The tribes argue that the mere existence of an oil pipeline under the reservoir that provides water to the neighboring reservations violates their right to practice their religion, which relies on clean water.
«The granting of the easement and resulting construction activity violates the tribe’s and its members’ constitutional rights, and will result in immediate and irreparable harm to the tribe and its members before this court will be able to rule on the merits of this claim,» tribal attorney Nicole Ducheneaux said in court documents.
When they filed the lawsuit last summer, the tribes argued that the pipeline threatens Native American cultural sites and their water supply. Their religion argument is new, however, and both the Corps and Energy Transfer Partners argue that the delay in raising it is a reason for Boasberg to reject the argument.
Company attorney William Scherman also said the tribes’ claim is suspect based on other man-made infrastructure under the lake, and that the company respects the tribe’s religious beliefs but has no legal duty to make concessions for them.

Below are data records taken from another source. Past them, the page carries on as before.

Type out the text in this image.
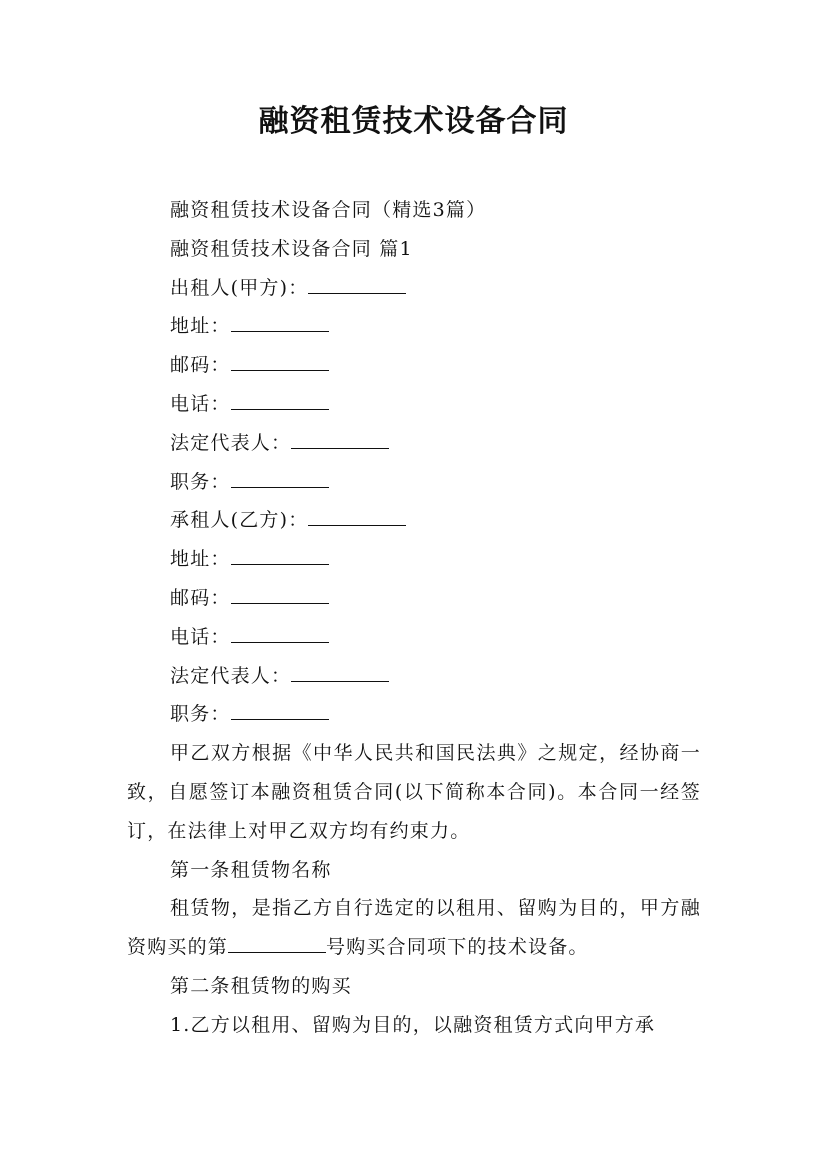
融资租赁技术设备合同

融资租赁技术设备合同（精选3篇）

融资租赁技术设备合同 篇1

出租人(甲方)：

地址：

邮码：

电话：

法定代表人：

职务：

承租人(乙方)：

地址：

邮码：

电话：

法定代表人：

职务：

甲乙双方根据《中华人民共和国民法典》之规定，经协商一致，自愿签订本融资租赁合同(以下简称本合同)。本合同一经签订，在法律上对甲乙双方均有约束力。

第一条租赁物名称

租赁物，是指乙方自行选定的以租用、留购为目的，甲方融资购买的第	号购买合同项下的技术设备。

第二条租赁物的购买

1.乙方以租用、留购为目的，以融资租赁方式向甲方承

Corps attorney Erica Zilioli said the government’s permission for the company to lay pipe under the lake «does not substantially burden the exercise of the tribe’s religious beliefs.»
Earlier this month, Boasberg declined the tribes’ request to order an immediate halt to the pipeline construction, ruling that as long as oil wasn’t flowing through the pipeline, there was no imminent harm to the tribes.
In a court filing Friday, Ducheneaux argued the claim is «about the religious harm arising from the mere siting of this pipeline under the tribe’s sacred waters.»
Boasberg’s decision on the matter won’t be the end of the court battle. Both tribes have asked him to overturn the federal permission for the Lake Oahe crossing and to bar the Corps from granting permission in the future. The judge won’t rule until at least April.
Hundreds and sometimes thousands of pipeline opponents who sided with tribal opposition to the pipeline camped on federal land near the drill site for months, often clashing with police. There have been about 750 arrests in the region since August. Authorities last week closed the camp in advance of spring flooding season and set up roadblocks to prevent protesters from returning.
Work under Lake Oahe had been held up in the courts until President Donald Trump last month instructed the Corps to advance construction. The Army is involved because its engineering branch manages the river and its system of hydroelectric dams, which is owned by the federal government.
Texas-based Energy Transfer Partners began drilling under the lake Feb. 8. The pipeline could be operating as early as Monday and no later than early April, according to Scherman.